Pastures

From: Joerg Baumgartner <joe_at_toppoint.de>
Date: Thu, 27 Nov 97 19:07 MET


Allan Wallace:
> On the comment that cattle are kept on lowland pasturage and sheep are
> kept in high pastures. If you know about high and low pastures, then you
> aught to know this. The grazers are moved to the high pastures during the
> summer months to allow the low pastures to grow the winters supply of
> harvestable hay, not to segregate herds.

This pastures business is most probably based on the idea that you have meadow pasture with grass in the valleys and heather and even more indigestible plant growth on the hill-sides. Where you get lush hillsides with grassy pasture, you will send cattle anywhere they don't roll off. If you have mountainsides like Scotland's or Wales' highlands, or most of Norway, you simply cannot graze cattle up there.

> Cattle are voracious but
> inefficient grazers, sheep are less voracious, but will take the plant
> down to dirt (split lip). The combination of the two will destroy an
> ecosystem if not CAREFULLY managed.

Thanks for the info. Still, most barbarian mixed stock farmers knew how to deal with this - they sent the sheep into the badlands - marshland, heath, etc, keeping them out of grassy pasture most of the time. There is one island (I think on the Faeroys) where the sheep are kept outside of the inland by a stone wall all around the island, just leaving the shore and its lichen and sea-weeds for the sheep. These, a small but hardy race, seem to prosper.
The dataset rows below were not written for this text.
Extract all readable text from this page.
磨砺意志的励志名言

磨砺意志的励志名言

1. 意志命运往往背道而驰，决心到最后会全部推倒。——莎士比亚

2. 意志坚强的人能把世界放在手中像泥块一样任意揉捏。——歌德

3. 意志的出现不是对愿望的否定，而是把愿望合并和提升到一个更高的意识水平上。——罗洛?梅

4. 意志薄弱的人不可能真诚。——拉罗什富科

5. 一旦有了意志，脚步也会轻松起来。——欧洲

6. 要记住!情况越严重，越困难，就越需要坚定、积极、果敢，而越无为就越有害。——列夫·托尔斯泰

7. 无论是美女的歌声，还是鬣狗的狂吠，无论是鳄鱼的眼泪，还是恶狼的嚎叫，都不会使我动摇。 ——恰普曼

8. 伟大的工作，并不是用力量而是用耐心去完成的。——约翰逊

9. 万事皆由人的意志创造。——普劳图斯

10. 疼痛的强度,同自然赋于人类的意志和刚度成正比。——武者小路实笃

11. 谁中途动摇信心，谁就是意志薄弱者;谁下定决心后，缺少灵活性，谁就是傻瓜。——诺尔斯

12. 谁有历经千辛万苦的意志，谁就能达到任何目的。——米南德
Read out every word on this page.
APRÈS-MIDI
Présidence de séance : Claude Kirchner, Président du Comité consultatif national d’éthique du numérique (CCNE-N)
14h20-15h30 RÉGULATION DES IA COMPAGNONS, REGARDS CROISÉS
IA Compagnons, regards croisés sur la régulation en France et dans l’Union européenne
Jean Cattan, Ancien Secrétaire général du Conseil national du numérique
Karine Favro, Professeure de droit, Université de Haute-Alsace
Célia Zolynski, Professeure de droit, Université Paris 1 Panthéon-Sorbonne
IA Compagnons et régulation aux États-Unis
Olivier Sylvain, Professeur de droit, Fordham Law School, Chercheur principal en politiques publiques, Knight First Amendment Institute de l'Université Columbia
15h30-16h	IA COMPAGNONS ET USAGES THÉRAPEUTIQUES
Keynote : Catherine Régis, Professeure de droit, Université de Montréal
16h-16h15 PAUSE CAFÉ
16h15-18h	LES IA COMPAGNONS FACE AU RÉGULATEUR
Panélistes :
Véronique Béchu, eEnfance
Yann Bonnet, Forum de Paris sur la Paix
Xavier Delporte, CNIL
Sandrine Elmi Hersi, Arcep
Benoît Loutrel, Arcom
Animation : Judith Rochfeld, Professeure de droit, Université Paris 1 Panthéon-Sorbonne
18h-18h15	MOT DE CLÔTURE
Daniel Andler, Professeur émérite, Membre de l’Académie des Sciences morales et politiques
I guess very much of this boils down to the question what Sartarite (or wherever on Glorantha) landscape and plantlife is really like. _This_ is an area where real-world comparisons would be of great value, since most of the Gloranthan beast- and plant-life doesn't seem to differ too greatly from the Real World.

One serious problem is that if you refer to modern European climate/landscape/plantlife, you'll get 20th century alterations rather than the situation faced by the Sartarites, i.e. the situation of European Bronze and Iron Age. (and Climate and plant life changed several times during these periods, if you extend the Iron Age well into the Dark Age.